Publié le 10 juin 2021 à 13h20 - Dernière mise à jour le 31 octobre 2022 à 18h02
Autour du Premier Président et de la Procureure générale de la Cour d’Appel d’Aix-en-Provence, une vingtaine de chefs de juridictions du ressort de la Cour d’Appel d’Aix-en-Provence ont participé le 2 juin à un séminaire proposé par la Fondation du Camp des Milles-Mémoire et Éducation
Ce temps de réflexion et d’échange, co-construit par la Fondation et la Cour d’Appel, visait, en s’appuyant sur les valeurs de la République, à proposer des clés de compréhension sur des phénomènes de société auxquels les magistrats sont confrontés tous les jours, notamment les racismes, l’antisémitisme et les extrémismes qui peuvent menacer la démocratie.

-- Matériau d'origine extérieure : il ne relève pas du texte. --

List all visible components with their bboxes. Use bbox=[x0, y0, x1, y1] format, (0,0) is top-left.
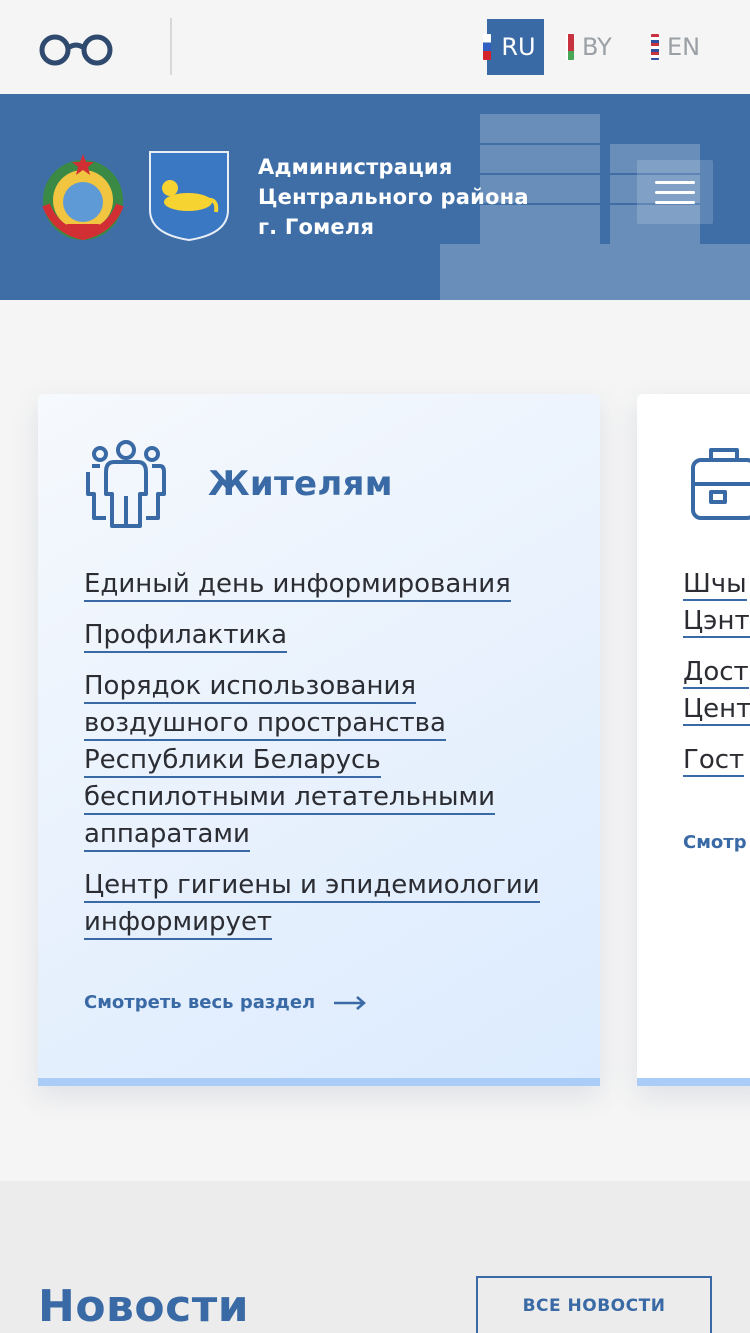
org-name-line-1: Администрация bbox=[258, 155, 453, 179]
top-bar: RU BY EN bbox=[0, 0, 750, 94]
lang-ru-button[interactable]: RU bbox=[483, 19, 544, 75]
link-hygiene-center[interactable]: Центр гигиены и эпидемиологии информируе… bbox=[84, 870, 540, 940]
gomel-coat-of-arms-icon bbox=[149, 151, 229, 242]
business-link-1[interactable]: Шчы Цэнт bbox=[683, 569, 750, 638]
news-section: Новости ВСЕ НОВОСТИ bbox=[0, 1181, 750, 1333]
business-view-all-link[interactable]: Смотр bbox=[683, 832, 747, 853]
accessibility-glasses-icon[interactable] bbox=[37, 30, 117, 68]
org-name-line-2: Центрального района bbox=[258, 185, 529, 209]
belarus-emblem-icon bbox=[42, 154, 124, 241]
lang-by-label: BY bbox=[582, 33, 612, 61]
residents-links: Единый день информирования Профилактика … bbox=[84, 566, 564, 955]
business-links: Шчы Цэнт Дост Цент Гост bbox=[683, 566, 750, 793]
russia-flag-icon bbox=[483, 34, 491, 60]
belarus-flag-icon bbox=[566, 34, 574, 60]
lang-ru-label: RU bbox=[501, 33, 536, 61]
link-unified-info-day[interactable]: Единый день информирования bbox=[84, 569, 511, 602]
residents-card: Жителям Единый день информирования Профи… bbox=[38, 394, 600, 1086]
menu-button[interactable] bbox=[637, 160, 713, 224]
menu-icon-bar bbox=[655, 191, 695, 194]
topbar-divider bbox=[170, 18, 172, 75]
uk-flag-icon bbox=[651, 34, 659, 60]
link-airspace-drones[interactable]: Порядок использования воздушного простра… bbox=[84, 671, 496, 852]
people-icon bbox=[86, 440, 166, 528]
lang-en-button[interactable]: EN bbox=[651, 19, 700, 75]
org-name-line-3: г. Гомеля bbox=[258, 215, 375, 239]
business-card: Шчы Цэнт Дост Цент Гост Смотр bbox=[637, 394, 750, 1086]
link-prevention[interactable]: Профилактика bbox=[84, 620, 288, 653]
arrow-right-icon bbox=[334, 995, 367, 1010]
menu-icon-bar bbox=[655, 181, 695, 184]
briefcase-icon bbox=[691, 448, 750, 520]
business-link-2[interactable]: Дост Цент bbox=[683, 657, 750, 726]
organization-name[interactable]: Администрация Центрального района г. Гом… bbox=[258, 152, 578, 242]
view-all-label: Смотреть весь раздел bbox=[84, 992, 316, 1013]
menu-icon-bar bbox=[655, 201, 695, 204]
lang-en-label: EN bbox=[667, 33, 701, 61]
all-news-button[interactable]: ВСЕ НОВОСТИ bbox=[476, 1276, 712, 1333]
view-all-section-link[interactable]: Смотреть весь раздел bbox=[84, 992, 367, 1013]
news-section-title: Новости bbox=[38, 1281, 250, 1332]
lang-by-button[interactable]: BY bbox=[566, 19, 612, 75]
business-link-3[interactable]: Гост bbox=[683, 745, 745, 777]
site-header: Администрация Центрального района г. Гом… bbox=[0, 94, 750, 300]
card-bottom-accent bbox=[637, 1078, 750, 1086]
card-bottom-accent bbox=[38, 1078, 600, 1086]
residents-card-title: Жителям bbox=[208, 464, 393, 504]
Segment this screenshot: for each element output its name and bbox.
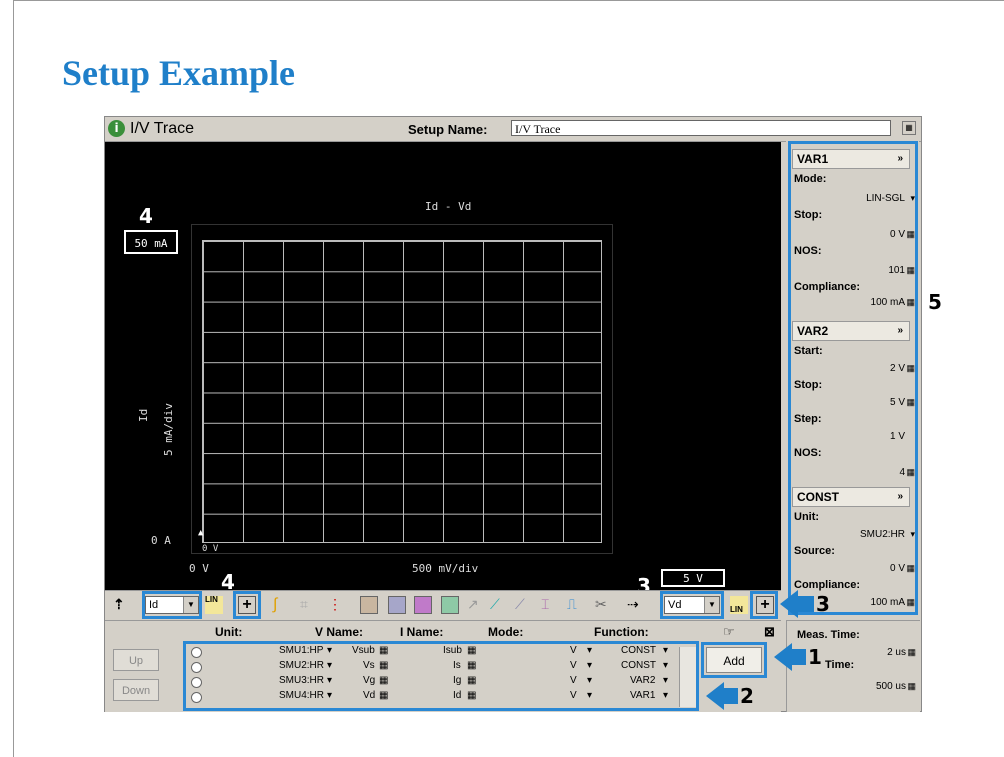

Renaud Le Breton de Vannoise, Premier Président de la Cour d’Appel a déclaré qu’il avait été «impressionné de constater que ce lieu n’est pas seulement un lieu de mémoire, il est aussi un lieu de réflexion. Et une réflexion qui nous concerne, nous magistrats au premier chef, puisque notre métier repose sur une grande loyauté Républicaine et la garantie des droits et libertés. Notre rôle peut s’affiner ou évoluer en fonction du contexte et cette visite inoubliable permet de revenir sur des fondamentaux, en dépit de nos charges quotidiennes».
«Émotion, réflexion et action»
«Trois mots m’ont traversée durant cette journée : émotion, réflexion et action. Le lieu lui-même est porteur d’émotion. Il interroge aussi sur les mécanismes qui font que le pire pourrait se reproduire et comment entrer en résistance. Cette réflexion est utile pour nos actions, qui appellent à une grande vigilance intellectuelle en particulier quand nous sommes confrontés à des actes de qualification raciste», a souligné Marie-Suzanne Le Quéau, Procureure Générale. Et de conclure qu’il faut « faire vivre ce lieu de mémoire au nom de l’humanité».
Les hauts magistrats ont d’abord suivi le parcours historique, mémoriel et réflexif du Site-mémorial. Ils ont ainsi pu découvrir la force d’un patrimoine historique et mémoriel unique en France et rare en Europe. Ils ont ensuite participé à un module de réflexion présentant les engrenages pouvant menacer la République et mener au pire ainsi que les résistances possibles, sur la base de l’approche pluridisciplinaire et intergénocidaire développée par la Fondation du Camp des Milles.
«Les résistances à ces mécanismes mortifères sont toujours possibles»
Ce moment d’approfondissement a été l’occasion d’explicitations sur la combinaison des processus individuels, collectifs et institutionnels qui alimentent et accélèrent les mécanismes vers le pire. De même, ont été analysées des notions telles que stéréotypes, préjugés, discriminations, extrémismes identitaires, en soulignant également le potentiel explosif des racismes et de l’antisémitisme dans les engrenages sociétaux anti démocratiques.
L’histoire montre en effet que les résistances à ces mécanismes mortifères sont toujours possibles de la part de tous les acteurs de la société et en particulier des acteurs institutionnels. Dans un tel contexte, le rôle de la justice est particulièrement décisif pour sauvegarder l’état de droit, les libertés, la sécurité et la paix civile.
Ensuite, une présentation d’expériences psychosociales a permis de décrypter certains mécanismes humains impliqués dans ces processus, comme la soumission aveugle à l’autorité, le conformisme de groupe, la passivité, ou le conditionnement à la violence. La pédagogie participative de ce séminaire a permis l’implication de chacun et l’interaction entre tous.
Plusieurs pistes ont été enfin évoquées afin de poursuivre et développer le travail commun. «Le Site-mémorial du Camp des Milles est une maison citoyenne pour tous ceux qui souhaitent comprendre et résister aux engrenages qui peuvent conduire au pire», a déclaré Alain Chouraqui, Président de la Fondation du Camp des Milles.